大川地区は多くの家が津波で流されましたが、うちは妹は大川小で流されたけれど自宅は無事でした。だから、思いを打ち明ける場所がなかった遺族の方たちが毎晩のように、うちの親の元に集まって話し込んでいました。そのうち、遺族が集まっているらしいと聞きつけた記者たちも来るようになって、私自身も取材を受けるようになりました。だけど、2011年4月頃にはすでに「私のことは誰にもわかってもらえるはずがない」、「求められるがままにとりあえず答えて演じよう」と思っていたような気がします。震災以来、大学生まで取材を受けてきましたが、「妹を亡くした佐藤そのみさん」、「将来は映画を作りたいと思っている希望あふれる若者」というように、美しく切り取られることにずっと違和感を抱いていました。
自分が本当の想いを発信しようとしても、向こう側にとっての「きれいな形」に切り取られてしまう。
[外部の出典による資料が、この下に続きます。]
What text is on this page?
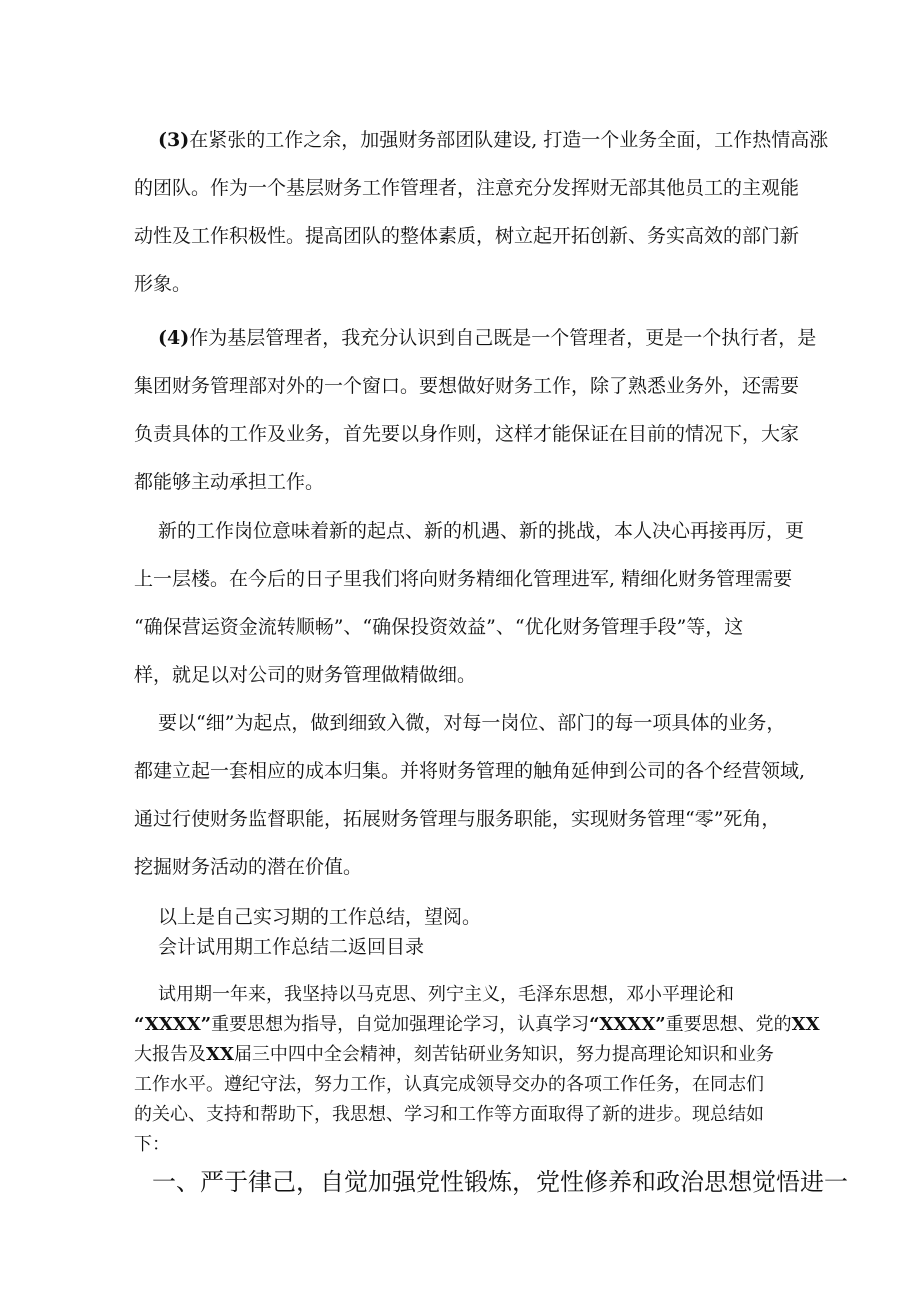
(3)在紧张的工作之余，加强财务部团队建设, 打造一个业务全面，工作热情高涨

的团队。作为一个基层财务工作管理者，注意充分发挥财无部其他员工的主观能

动性及工作积极性。提高团队的整体素质，树立起开拓创新、务实高效的部门新

形象。

(4)作为基层管理者，我充分认识到自己既是一个管理者，更是一个执行者，是

集团财务管理部对外的一个窗口。要想做好财务工作，除了熟悉业务外，还需要

负责具体的工作及业务，首先要以身作则，这样才能保证在目前的情况下，大家

都能够主动承担工作。

新的工作岗位意味着新的起点、新的机遇、新的挑战，本人决心再接再厉，更

上一层楼。在今后的日子里我们将向财务精细化管理进军, 精细化财务管理需要

“确保营运资金流转顺畅”、“确保投资效益”、“优化财务管理手段”等，这

样，就足以对公司的财务管理做精做细。

要以“细”为起点，做到细致入微，对每一岗位、部门的每一项具体的业务，

都建立起一套相应的成本归集。并将财务管理的触角延伸到公司的各个经营领域,

通过行使财务监督职能，拓展财务管理与服务职能，实现财务管理“零”死角，

挖掘财务活动的潜在价值。

以上是自己实习期的工作总结，望阅。

会计试用期工作总结二返回目录

试用期一年来，我坚持以马克思、列宁主义，毛泽东思想，邓小平理论和

“XXXX”重要思想为指导，自觉加强理论学习，认真学习“XXXX”重要思想、党的XX

大报告及XX届三中四中全会精神，刻苦钻研业务知识，努力提高理论知识和业务

工作水平。遵纪守法，努力工作，认真完成领导交办的各项工作任务，在同志们

的关心、支持和帮助下，我思想、学习和工作等方面取得了新的进步。现总结如

下：

一、严于律己，自觉加强党性锻炼，党性修养和政治思想觉悟进一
いつまでもこのままだと、自分の一部の面だけが広まっていってしまうことに耐えられなかった。「春をかさねて」のシナリオは、そういう想いから生まれました。
フィクションにしたのは、自分自身が取材を受ける怖さを感じていたからです。地元の人たちも最初のうちは取材を受けていたけど、次第に苦しくなって「もうお断りします」というふうになる方も多かった。そういう人たちにカメラを向けたくないと考えました。もう一つの理由は、14歳の時に見ていた景色や思っていたことを表現するには、14歳の私はもういないから物語の中に作るしかないな、と。事実をそのまま描くよりも自分の入れたいシーン、自分の思う結末を見せる作品にしたかったので、最初から迷わずフィクションを選びました。

大川地区での撮影とキャスティング

映画「春をかさねて」より©Sonomi Sato

「春をかさねて」は、実際に石巻の大川地区で撮影されています。どのようにしてキャストを集めたのですか?

当時、大学3年生を終えたタイミングで休学して地元に帰ってこの映画の制作を始めたのですが、それまでは10分ほどの短編しか作ったことがなくて、大掛かりな撮影は初めてでした。
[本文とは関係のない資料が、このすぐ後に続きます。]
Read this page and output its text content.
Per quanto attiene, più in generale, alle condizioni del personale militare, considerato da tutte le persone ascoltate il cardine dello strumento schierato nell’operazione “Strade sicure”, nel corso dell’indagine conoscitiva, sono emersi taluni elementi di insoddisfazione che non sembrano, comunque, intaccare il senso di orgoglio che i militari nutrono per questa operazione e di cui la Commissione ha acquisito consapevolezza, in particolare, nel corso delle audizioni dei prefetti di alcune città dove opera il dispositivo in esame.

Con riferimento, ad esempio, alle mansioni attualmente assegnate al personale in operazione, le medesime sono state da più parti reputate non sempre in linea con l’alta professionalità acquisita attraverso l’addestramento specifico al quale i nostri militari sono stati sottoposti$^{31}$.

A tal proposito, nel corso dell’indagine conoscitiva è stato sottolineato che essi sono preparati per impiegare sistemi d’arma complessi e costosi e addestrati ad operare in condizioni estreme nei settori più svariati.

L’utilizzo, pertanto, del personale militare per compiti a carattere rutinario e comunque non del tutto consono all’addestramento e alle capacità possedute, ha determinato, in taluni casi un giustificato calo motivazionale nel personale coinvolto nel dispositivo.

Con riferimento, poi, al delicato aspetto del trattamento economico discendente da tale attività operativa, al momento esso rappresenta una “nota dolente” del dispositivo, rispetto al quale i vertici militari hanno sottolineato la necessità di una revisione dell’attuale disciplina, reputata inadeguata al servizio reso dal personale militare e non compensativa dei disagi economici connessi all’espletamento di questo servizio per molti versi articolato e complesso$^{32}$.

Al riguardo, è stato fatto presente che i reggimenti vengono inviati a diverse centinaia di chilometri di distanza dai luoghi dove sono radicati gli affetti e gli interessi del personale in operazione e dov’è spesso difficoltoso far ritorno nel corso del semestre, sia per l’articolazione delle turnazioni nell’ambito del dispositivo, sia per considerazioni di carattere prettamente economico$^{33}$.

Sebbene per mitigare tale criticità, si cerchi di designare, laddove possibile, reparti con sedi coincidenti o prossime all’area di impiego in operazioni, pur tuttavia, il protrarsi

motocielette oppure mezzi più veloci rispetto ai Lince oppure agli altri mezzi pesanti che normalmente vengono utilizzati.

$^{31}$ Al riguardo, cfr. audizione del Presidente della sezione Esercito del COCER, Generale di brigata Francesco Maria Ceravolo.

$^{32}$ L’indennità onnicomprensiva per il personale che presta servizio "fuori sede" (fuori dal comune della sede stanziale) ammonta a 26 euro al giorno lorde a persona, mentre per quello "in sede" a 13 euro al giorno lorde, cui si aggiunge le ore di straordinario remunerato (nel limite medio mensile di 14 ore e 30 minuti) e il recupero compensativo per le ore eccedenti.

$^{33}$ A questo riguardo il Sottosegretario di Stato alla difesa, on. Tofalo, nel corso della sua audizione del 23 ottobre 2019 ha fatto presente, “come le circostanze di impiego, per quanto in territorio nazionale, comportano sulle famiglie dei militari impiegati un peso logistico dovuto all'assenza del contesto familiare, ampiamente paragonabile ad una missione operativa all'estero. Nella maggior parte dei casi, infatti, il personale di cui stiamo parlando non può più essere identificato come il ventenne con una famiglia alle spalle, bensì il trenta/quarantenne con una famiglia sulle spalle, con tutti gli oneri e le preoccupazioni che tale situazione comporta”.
脚本は最初から当て書きなどせずに書きました。キャスティングの段階になって、主人公の祐未(ゆうみ)役は地元の石巻在住で、演劇活動をしている中学生の女の子にお願いしました。彼女は北海道生まれで、東北で地震は経験していませんが、震災後にお母さんがボランティアとして石巻に通うようになってそのまま親子で移住してきたそうです。彼女の実のお母さんが、祐未のお母さん役を演じてくれました。
幼なじみの友達、れいちゃんの役の方は演技は未経験でしたが、私が帰省した時に近所に素敵な子がいるなと思って声をかけて、脚本を渡して読んでもらってすぐOKをもらいました。
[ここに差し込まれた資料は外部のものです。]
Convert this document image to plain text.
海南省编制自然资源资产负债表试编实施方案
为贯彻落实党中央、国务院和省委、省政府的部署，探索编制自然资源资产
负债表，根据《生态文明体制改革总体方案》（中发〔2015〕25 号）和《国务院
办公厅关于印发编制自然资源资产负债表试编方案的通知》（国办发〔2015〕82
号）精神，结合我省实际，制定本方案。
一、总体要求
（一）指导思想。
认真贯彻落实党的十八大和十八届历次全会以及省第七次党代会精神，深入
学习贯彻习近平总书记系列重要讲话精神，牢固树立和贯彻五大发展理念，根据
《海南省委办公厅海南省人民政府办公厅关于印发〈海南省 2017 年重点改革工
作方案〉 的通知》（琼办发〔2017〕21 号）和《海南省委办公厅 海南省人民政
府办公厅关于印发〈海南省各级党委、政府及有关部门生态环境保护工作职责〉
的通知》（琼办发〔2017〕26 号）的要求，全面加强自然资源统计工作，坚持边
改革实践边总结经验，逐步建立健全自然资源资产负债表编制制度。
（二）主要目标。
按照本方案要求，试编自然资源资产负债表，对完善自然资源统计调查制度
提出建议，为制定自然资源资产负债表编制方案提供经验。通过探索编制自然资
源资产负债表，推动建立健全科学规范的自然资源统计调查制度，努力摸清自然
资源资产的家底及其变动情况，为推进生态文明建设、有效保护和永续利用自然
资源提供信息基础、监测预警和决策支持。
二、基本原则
家の居間に遺族と記者が集まっているシーンに登場するキャストは、本当の大川小の遺族たちと、震災当時に大川に取材に来ていた記者さんに演じてもらいました。最初は石巻で演劇活動をしている同年代の男性にお願いしようとオファーしてみたのですが、特に(亡くなった)娘を見つけた時の状況を語る主人公のお父さん役は難しいと断られてしまって。
そこで、遺族のお父さんに声をかけたら引き受けてくださって、セリフもご自身で何パターンか考えてきてくれて、「ちょっと演じてみるから、どれがいいか選んでよ」って能動的に参加してくれて。役に本当に入り込んで当時を再現するっていうことを、すごくナチュラルにやってくれました。画面の中には、私が演出したわけではないのですが、泣いているお母さんも映っています。よくも悪くも、みんなが撮られること、自分に与えられた役割を全うして演じることに慣れているんですよね。
それでも撮影する前から、8年も経って再現するからには、何かしら歪なものが出てきてしまうんじゃないかとは思っていました。実際、作品の中であのときの空気そのものを出せているかどうかといえば出せていないとは思うのですが、これはこれで特別なシーンになったと感じています。

被災者の方を傷つけてしまう記者の役を、震災当時実際に携わっておられた方が演じられたことに驚きました。参加された記者さんからは、どんな感想がありましたか?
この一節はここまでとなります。